Author Archbishop Chaput on "A Heart on Fire"
Thursday, April 19, 2012
These attacks, he noted, are changing America into a country more hostile to religion in general and to Catholicism in particular.
“Our national leadership over the past few years has been much colder toward America’s traditional understanding of religious freedom than any administration in recent memory,” the Archbishop of Philadelphia told CNA April 16.
While Americans presume that the Constitution guarantees their rights, he said, “in practice our rights survive or disappear based on how firmly we defend them.”
“It’s not hard to imagine a time in this country when sexual and reproductive ‘rights’ will take precedence over rights of conscience and freedom of religious expression. It’s happening elsewhere. It can happen here. We have no magic immunity.”
The archbishop’s eBook, released on March 27 through Doubleday, comes at a time of intense controversy over religious freedom in the U.S. The Department of Health and Human Services has mandated that almost all employers provide insurance coverage for sterilization and contraception, including an abortion-causing drug.
The federal rule’s narrow religious exemption does not apply to many Catholic institutions like health care systems, colleges, and charitable agencies.

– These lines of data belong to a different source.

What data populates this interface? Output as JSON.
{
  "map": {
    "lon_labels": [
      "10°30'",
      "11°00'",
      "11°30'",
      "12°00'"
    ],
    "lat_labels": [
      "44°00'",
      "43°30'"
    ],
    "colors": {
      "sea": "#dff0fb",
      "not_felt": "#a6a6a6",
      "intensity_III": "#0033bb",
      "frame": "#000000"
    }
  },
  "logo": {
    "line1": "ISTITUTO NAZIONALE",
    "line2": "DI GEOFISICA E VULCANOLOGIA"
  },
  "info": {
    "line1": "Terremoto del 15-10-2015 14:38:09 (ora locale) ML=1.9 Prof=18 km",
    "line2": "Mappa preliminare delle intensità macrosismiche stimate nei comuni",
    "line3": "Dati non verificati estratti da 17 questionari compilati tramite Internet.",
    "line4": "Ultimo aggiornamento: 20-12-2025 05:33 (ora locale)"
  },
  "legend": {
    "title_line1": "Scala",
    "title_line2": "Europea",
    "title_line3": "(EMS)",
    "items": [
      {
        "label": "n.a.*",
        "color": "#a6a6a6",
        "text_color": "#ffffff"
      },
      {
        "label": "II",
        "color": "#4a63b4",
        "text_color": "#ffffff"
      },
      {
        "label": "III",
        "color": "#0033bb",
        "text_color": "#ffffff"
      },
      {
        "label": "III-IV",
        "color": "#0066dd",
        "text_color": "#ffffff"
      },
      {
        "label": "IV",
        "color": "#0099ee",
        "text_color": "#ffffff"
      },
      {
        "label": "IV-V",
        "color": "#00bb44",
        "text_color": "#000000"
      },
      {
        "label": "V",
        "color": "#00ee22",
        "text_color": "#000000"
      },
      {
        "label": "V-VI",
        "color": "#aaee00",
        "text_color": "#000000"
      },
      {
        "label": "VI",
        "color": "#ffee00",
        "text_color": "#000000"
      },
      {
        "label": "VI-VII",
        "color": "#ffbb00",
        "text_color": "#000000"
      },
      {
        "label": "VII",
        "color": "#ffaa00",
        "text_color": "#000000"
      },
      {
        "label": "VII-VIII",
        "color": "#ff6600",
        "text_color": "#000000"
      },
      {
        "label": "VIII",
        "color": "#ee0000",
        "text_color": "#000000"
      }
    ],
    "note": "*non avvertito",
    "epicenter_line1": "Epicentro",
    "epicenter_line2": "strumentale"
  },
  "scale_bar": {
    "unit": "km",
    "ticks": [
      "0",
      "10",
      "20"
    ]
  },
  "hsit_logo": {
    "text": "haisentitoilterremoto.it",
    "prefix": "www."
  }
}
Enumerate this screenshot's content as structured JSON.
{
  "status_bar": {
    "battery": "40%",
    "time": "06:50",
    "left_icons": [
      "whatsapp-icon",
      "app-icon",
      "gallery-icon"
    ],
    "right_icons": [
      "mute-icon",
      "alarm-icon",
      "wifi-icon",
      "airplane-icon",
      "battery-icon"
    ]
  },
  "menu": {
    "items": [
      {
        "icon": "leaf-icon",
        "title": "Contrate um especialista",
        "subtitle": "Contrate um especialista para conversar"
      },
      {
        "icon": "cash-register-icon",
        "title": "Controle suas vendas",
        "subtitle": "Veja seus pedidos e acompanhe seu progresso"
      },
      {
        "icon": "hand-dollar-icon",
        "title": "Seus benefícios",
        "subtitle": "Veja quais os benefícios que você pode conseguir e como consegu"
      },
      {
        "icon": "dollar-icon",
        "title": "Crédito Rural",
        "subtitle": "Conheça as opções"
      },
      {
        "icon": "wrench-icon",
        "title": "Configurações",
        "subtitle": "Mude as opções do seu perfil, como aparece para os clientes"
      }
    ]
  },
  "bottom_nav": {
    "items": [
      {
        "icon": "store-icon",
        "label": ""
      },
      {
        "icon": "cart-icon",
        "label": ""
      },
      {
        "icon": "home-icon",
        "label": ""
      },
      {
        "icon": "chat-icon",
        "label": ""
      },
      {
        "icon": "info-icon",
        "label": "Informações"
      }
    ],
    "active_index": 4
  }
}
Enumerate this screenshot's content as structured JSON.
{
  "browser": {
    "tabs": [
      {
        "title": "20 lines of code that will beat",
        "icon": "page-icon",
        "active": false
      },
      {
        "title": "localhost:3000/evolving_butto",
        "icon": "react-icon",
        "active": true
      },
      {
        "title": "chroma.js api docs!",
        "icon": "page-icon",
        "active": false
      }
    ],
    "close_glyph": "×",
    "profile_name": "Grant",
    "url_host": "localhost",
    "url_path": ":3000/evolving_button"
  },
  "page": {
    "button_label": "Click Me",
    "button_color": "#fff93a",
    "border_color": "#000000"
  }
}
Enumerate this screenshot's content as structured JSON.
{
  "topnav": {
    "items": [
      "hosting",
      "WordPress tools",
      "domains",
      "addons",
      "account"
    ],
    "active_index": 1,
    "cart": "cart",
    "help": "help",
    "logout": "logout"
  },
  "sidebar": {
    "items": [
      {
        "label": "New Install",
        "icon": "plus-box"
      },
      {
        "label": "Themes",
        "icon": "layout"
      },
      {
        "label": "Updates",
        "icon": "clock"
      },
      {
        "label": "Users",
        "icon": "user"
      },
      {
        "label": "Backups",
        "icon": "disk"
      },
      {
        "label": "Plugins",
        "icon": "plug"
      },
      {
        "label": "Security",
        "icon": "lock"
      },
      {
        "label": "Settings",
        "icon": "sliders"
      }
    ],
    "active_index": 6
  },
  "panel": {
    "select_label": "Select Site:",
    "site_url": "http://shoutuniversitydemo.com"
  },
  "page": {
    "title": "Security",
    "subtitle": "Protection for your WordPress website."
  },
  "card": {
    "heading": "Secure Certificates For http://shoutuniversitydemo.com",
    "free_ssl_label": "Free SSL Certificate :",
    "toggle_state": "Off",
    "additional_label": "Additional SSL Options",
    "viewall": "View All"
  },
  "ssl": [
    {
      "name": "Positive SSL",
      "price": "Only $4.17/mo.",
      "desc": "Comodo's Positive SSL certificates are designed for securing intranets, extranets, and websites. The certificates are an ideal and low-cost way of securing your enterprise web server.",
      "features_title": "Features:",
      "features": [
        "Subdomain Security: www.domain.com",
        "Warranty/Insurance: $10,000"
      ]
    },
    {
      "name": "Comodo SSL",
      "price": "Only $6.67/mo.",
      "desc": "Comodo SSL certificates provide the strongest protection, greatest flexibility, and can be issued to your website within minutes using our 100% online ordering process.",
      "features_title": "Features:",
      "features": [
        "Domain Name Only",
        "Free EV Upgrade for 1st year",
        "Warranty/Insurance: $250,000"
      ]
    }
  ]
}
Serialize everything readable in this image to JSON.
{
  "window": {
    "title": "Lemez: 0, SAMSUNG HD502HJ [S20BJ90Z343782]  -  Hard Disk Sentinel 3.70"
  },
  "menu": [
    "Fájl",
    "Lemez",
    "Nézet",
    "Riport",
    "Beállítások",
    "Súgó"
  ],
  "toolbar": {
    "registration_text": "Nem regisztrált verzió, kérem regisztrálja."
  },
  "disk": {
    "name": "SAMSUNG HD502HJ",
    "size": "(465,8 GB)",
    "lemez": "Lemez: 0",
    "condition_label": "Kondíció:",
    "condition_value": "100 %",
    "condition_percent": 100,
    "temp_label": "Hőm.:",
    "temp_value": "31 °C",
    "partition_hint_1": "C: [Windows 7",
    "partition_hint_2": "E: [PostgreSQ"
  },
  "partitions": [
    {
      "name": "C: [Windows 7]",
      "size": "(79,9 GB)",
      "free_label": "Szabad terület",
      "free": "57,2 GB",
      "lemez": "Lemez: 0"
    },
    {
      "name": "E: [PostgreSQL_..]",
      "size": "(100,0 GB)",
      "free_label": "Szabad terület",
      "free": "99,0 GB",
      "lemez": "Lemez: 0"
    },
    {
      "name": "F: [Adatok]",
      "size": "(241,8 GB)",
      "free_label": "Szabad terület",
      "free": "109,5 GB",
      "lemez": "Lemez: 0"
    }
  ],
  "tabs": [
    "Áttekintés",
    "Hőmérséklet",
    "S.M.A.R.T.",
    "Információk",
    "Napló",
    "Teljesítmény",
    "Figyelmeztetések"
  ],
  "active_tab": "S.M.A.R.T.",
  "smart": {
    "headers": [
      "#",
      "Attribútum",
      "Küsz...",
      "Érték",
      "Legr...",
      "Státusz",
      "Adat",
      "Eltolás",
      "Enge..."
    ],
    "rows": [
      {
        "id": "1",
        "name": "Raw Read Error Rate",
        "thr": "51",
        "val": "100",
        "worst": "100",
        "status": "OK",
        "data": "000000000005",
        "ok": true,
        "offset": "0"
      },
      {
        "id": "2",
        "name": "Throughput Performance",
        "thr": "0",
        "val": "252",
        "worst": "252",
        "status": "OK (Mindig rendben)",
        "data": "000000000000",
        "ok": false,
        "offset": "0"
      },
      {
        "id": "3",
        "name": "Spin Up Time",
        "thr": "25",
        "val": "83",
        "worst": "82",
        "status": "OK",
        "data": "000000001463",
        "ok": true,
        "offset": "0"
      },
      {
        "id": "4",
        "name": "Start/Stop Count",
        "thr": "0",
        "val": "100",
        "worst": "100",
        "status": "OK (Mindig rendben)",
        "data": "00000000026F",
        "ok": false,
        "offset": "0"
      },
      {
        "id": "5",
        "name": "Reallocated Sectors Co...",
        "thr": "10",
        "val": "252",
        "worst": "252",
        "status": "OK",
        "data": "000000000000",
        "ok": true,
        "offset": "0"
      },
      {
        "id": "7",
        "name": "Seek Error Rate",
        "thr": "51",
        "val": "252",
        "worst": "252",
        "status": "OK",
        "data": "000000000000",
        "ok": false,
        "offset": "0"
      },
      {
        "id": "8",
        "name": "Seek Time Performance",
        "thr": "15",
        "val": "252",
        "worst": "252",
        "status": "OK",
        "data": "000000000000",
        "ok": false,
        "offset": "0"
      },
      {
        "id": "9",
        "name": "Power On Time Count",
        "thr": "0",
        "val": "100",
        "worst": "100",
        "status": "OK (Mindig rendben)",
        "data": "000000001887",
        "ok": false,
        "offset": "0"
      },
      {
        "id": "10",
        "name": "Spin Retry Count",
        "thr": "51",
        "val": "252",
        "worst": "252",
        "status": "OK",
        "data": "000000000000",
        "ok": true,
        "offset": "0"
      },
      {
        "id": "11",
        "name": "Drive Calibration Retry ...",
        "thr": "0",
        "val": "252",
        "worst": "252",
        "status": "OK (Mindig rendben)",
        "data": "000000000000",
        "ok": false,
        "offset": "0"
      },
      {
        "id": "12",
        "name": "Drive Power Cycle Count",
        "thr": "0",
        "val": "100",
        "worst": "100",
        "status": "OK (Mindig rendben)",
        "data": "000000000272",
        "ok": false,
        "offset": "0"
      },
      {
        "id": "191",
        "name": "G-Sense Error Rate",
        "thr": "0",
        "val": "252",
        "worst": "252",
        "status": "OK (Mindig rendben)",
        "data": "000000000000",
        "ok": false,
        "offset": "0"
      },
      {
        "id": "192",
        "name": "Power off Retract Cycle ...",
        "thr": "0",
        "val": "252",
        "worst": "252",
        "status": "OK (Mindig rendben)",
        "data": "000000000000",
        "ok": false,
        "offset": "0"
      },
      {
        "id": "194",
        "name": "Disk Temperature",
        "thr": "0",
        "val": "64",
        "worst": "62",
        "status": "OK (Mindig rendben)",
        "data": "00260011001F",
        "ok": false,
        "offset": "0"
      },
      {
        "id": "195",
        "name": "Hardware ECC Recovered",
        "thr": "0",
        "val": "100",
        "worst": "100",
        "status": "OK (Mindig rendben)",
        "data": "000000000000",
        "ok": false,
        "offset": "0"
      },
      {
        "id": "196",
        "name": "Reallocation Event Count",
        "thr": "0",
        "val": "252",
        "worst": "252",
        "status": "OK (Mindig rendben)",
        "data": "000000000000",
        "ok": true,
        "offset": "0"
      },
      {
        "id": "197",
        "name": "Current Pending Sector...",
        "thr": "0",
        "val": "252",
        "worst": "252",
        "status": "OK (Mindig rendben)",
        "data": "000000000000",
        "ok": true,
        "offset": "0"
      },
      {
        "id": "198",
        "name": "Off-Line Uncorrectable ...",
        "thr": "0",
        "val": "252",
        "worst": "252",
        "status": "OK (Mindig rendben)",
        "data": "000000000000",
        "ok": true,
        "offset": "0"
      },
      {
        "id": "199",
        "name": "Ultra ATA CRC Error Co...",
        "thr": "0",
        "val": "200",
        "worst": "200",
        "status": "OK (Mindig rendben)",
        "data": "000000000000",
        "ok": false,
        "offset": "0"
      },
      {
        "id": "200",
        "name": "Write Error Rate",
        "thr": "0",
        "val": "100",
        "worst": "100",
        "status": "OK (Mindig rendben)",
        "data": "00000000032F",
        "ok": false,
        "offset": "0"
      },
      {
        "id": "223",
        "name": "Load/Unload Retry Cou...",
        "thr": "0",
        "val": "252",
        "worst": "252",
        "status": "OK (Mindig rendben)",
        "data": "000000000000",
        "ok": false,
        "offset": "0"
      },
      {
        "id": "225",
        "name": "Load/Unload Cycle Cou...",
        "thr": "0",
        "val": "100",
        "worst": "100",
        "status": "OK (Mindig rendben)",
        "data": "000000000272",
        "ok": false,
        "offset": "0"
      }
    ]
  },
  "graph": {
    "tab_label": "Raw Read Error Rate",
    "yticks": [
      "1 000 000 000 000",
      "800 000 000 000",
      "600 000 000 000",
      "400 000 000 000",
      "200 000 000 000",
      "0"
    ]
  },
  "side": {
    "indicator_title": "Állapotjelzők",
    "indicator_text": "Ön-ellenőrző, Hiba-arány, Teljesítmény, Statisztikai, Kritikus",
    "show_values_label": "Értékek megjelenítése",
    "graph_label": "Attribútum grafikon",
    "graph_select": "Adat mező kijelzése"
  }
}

Employers who do not comply will face heavy fines.
While the Obama administration has proposed a compromise, Catholic leaders say it still requires them to cooperate in providing procedures and drugs whose use they consider to be sinful.
For Archbishop Chaput, the debate is “not an isolated incident.”
“It’s part of a pattern,” he said.
The archbishop finished his eBook last November before the HHS mandate controversy arose, but in his view attacks on religious freedom are problems that have been “brewing in our country for years.”
“Religion is under pressure in the public square because traditional religious faith, and the morality that flows from it, are obstacles to a very different and much more aggressively secular model of American life,” said the archbishop, who served on the U.S. Commission for International Religious Freedom.
The archbishop’s comments echo his eBook, which predicts that religious freedom will be “one of the key issues facing Christians in the coming decade” both globally and in the U.S.
“Nothing guarantees that America’s experiment in religious freedom, as we traditionally know it, will survive here in the United States, let alone serve as a model for other countries in the future,” he warns.
He writes that many American leaders no longer regard religious faith as a healthy force even though American institutions and American values grow out of “a predominantly religious view.”
“The America emerging in the next several decades is likely to be much less friendly to Christian faith than anything in our country’s past. And that poses a challenge for all of us as Catholics.”
The archbishop’s eBook urges Catholics to witness to their faith in public life, which he describes as “an obligation of the Gospel.” This witness is “even more urgent as the mistakes and ambiguities of the past half-century of American Catholic experience come to harvest.”
Archbishop Chaput said that traditional religion and morality are under pressure because they are obstacles to a “much more aggressively secular model of American life.”
These attacks on religious faith and morality, such as advocacy for abortion and “gay marriage,” are carried out in the name of the individual but ultimately these attacks benefit the power of the state.
The state “necessarily grows stronger as mediating institutions like the Church are pushed out of the conversation or forced to violate their own teachings,” he said.
“It is a difficult time for believers,” he added.
The archbishop rejected any claim that the eBook and its concerns about religious liberty serve as a distraction from the internal problems of the Catholic Church.
“The main focus of every bishop certainly does need to be his own diocese and his own people – in Philadelphia and everywhere else. But religious liberty is not just another passing national controversy. It impacts every believer in every diocese, right here and right now,” he said.
Catholics should be especially protective of religious freedom because of the United States’ “long history of anti-Catholic prejudice,” he said.
Turning to the origins of “A Heart on Fire,” Archbishop Chaput explained that the eBook began as a new foreword to the print edition of his 2008 book “Render Unto Caesar.” Its electronic form is an inexpensive way to reach a general audience quickly, he added.
The eBook’s title is a compromise with his publisher. He had originally intended to use the title “Fire Upon the Earth,” from Luke 12:49, but his publishers thought it seemed “a bit too strong.”
The title still reflects Jesus’ desire for his disciples to “burn with the love of God” and to “have a zeal for winning souls and making the world holy.”
“A living Christian faith is never entirely at peace with the world,” he said. “Tepid faith is not much better than no faith at all, and in some ways it's worse because it deludes us into thinking we have a friendship with God.”
Every Christian has a missionary vocation, he emphasized. “If we’re not somehow bringing others to Jesus Christ, we’re missing the point of our baptism.”